The pics were taken yesterday.
Coe’s Golden Drop is ripening. I’ve had several so far. Some had brix as high as 31 while the lowest brix was still at 25. Overall, a late season, very sweet, delicious E plum.
@lordkiwi → Well, I’m a convert now. Too bad I let mine get such bad form. Rabbits girdled it hard, then several shoots grew right above the graft union and I just let them go for a few years. This spring I tried to hack it to and open vase shape. It looks like a worn out, upside down wisk broom
Hmmm. I had my first harvest of a damson plum at the end of September on a small tree, somewhere in the neighborhood of 10lbs. While tart, it is also quite sweet – intense is the perfect description. I could eat them all in three days of undisciplined plum gluttony, but am going to make the best plum jam imaginable this week instead. I’ll get a brix reading before I start cooking.

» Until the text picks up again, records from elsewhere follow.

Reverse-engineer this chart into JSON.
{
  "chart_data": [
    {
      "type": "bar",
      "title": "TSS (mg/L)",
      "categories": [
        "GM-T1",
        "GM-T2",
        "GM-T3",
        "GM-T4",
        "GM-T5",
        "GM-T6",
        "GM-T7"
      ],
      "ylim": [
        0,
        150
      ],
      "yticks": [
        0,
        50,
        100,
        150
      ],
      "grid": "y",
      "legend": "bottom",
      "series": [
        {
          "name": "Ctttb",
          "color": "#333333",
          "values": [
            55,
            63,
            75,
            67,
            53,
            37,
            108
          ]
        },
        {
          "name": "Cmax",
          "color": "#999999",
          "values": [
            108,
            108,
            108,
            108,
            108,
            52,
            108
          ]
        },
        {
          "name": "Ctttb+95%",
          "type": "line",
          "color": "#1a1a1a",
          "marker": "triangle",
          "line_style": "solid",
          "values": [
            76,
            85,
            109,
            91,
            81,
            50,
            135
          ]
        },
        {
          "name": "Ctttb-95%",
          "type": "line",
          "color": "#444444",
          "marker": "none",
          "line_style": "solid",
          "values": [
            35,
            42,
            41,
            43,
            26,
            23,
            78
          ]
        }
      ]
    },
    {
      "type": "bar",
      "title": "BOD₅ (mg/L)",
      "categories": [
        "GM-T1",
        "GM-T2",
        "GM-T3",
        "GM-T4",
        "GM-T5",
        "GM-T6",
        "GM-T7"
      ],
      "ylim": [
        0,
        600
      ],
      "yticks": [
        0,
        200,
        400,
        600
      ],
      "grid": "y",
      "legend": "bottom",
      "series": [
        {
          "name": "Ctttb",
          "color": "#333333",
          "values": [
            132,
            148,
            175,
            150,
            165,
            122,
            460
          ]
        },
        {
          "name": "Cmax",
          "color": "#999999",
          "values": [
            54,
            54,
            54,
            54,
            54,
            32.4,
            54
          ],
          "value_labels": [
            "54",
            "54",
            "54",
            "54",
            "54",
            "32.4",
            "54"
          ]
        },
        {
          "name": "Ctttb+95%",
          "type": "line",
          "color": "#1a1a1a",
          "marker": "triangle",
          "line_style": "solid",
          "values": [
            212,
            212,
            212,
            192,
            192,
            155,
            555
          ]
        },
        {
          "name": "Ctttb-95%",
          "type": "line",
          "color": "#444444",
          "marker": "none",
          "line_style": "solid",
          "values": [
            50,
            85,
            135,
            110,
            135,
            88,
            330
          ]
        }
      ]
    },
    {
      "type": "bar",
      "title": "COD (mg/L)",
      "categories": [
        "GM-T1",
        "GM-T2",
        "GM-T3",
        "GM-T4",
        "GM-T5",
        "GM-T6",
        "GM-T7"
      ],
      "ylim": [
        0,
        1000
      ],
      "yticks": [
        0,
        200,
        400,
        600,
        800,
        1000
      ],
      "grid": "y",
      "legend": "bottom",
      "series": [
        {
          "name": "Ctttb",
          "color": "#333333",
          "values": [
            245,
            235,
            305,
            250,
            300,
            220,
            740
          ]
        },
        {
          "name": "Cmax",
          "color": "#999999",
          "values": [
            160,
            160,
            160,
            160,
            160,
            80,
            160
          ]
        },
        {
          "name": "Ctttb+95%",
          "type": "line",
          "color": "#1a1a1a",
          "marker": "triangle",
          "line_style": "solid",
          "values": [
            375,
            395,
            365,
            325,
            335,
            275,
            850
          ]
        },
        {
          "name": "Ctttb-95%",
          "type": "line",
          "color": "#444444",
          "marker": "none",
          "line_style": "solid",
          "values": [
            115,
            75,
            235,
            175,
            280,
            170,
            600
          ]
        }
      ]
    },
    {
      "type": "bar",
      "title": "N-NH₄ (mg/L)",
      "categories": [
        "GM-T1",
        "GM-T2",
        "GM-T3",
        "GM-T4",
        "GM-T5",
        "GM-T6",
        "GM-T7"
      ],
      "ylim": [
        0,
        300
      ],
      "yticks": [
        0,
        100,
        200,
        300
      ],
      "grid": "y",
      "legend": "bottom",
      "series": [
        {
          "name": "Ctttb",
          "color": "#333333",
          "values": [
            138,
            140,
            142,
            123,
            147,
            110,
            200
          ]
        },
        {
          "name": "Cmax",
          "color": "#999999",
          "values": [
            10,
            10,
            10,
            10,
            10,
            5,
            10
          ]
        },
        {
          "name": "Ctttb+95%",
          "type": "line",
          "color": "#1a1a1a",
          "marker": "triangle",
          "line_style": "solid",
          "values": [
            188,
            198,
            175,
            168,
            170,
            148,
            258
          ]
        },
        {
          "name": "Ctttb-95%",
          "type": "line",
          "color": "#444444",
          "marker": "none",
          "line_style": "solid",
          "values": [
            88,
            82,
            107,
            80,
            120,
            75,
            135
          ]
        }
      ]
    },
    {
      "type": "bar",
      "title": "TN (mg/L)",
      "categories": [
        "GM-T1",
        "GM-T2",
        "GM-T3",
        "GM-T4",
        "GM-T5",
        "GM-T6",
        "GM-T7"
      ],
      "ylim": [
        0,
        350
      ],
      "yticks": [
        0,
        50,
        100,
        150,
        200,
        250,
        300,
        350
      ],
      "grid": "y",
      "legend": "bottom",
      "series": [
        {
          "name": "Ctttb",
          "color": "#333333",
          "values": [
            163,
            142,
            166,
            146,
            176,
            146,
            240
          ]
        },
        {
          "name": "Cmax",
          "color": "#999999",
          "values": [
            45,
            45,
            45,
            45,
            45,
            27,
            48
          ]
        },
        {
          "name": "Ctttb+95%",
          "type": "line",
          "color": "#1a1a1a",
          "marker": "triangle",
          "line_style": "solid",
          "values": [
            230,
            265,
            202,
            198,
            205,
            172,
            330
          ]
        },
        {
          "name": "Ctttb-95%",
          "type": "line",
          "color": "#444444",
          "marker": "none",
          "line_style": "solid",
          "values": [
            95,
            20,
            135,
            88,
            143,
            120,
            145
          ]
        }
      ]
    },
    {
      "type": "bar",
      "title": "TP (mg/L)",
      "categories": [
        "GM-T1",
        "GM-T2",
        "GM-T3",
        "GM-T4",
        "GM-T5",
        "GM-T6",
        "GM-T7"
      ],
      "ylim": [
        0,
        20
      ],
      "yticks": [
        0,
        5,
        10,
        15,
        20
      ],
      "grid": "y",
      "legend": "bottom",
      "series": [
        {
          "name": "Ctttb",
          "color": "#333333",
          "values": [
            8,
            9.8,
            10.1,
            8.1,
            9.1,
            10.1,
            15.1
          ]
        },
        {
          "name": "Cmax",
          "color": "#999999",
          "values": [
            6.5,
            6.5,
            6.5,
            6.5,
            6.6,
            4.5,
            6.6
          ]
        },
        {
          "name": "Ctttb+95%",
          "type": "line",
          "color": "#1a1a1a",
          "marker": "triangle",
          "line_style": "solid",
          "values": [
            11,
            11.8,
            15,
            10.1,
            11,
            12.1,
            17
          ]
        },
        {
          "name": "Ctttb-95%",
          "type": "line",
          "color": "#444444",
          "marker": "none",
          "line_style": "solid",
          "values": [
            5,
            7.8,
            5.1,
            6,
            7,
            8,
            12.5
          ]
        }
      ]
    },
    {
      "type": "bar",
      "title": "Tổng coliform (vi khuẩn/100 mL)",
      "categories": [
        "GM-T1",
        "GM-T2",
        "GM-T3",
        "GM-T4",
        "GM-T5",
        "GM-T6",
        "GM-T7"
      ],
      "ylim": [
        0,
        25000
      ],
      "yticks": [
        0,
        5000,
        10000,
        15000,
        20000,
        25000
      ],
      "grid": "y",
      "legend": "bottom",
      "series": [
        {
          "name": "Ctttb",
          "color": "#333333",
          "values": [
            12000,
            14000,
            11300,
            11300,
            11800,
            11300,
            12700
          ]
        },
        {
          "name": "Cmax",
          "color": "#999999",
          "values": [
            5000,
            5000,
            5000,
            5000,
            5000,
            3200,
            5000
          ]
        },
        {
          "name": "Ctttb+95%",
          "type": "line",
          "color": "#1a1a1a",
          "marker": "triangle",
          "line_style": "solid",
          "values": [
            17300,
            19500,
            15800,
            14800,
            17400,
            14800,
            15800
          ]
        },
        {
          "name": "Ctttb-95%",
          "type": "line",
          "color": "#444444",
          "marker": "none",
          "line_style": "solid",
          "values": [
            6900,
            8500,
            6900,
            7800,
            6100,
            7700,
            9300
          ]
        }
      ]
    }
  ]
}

They are on their way to becoming prunes. Very high sugar helps prevent them from rotting before dehydrating, but in CA it used to be standard to let the sun make the prunes that were harvested from the trees already dried. I love the taste of a partially dehydrated E.plum. Brix through the roof and a completely different taste experience from either a fully hydrated plum or a prune.
I get a fair amount of that, its one of the downsides of some Euro plum varieties. If you pick before that happens they are often not ripe. Under the skin it can be brown as it is turning into a prune as Alan mentions. It still tastes great!
Hello, we see this when there is alot of rain, my theory is the rain washes the waxy coating on the fruit which reduces dehyrdation. If the fruit are ripe they usually crack, but if unripe they get this. We see this on the Japanese as well as euro fruit. We don’t get the heat a lot of you do, but do get a lot of rain. One year the cambridge gages had this real bad with the whole fruit looking shriveled, but they were delicious and very green. I took them to the market to give out as a “ugly can be good” demo, one guy tasted one and bought the whole box.
Thank you for your response. That’s interesting. We had a lot of rain in the spring until mid summer. For a stretch, it rained every 5-7 days.
This is my first year having E plums and noticed this, I will keep an eye out for correlation between a lot of rain and an amount of shriveled plums. I have not seen it in J plums yet.
@alan, I had another shriveled Coe’s today. Brix was 30. In fact, several of Coe’s were between 29-31. The 31.5 yesterday was the highest, so far. It must be the variety. @scottfsmith has said for a few years now that it was a very sweet/good plum. I think planting it in full sun is also helpful.
I don’t have a lot of experience with Euro plums in my own orchard. I fruited Stanley last year for the first time (on a 10+ year old tree - think I had pollination issues early on). I was so disappointed, I tore out the tree to make way for raspberries I now want in that area of the orchard.
This year I fruited three Euros for the first time: a nice crop of small damson plums on a small tree - they are a fantastic sweet-tart delight; fifteen-20 pieces of what I thought was Mirabelle de Metz, collected at a normally varietal accurate CRFG scion exchange four or five years ago - likely a particularly astringent and mushy fleshed damson cultivar I’ll graft over next year; three fruits of M. de Nancy grafted onto the not M. de Metz tree three years ago - boringly sweet, but at least not balls of tannin.
I’ve got several other varieties grafted and growing, but am likely at least two years away from sampling any of them. After reading this thread, I’ll be on the hunt for two or three of the most celebrated here.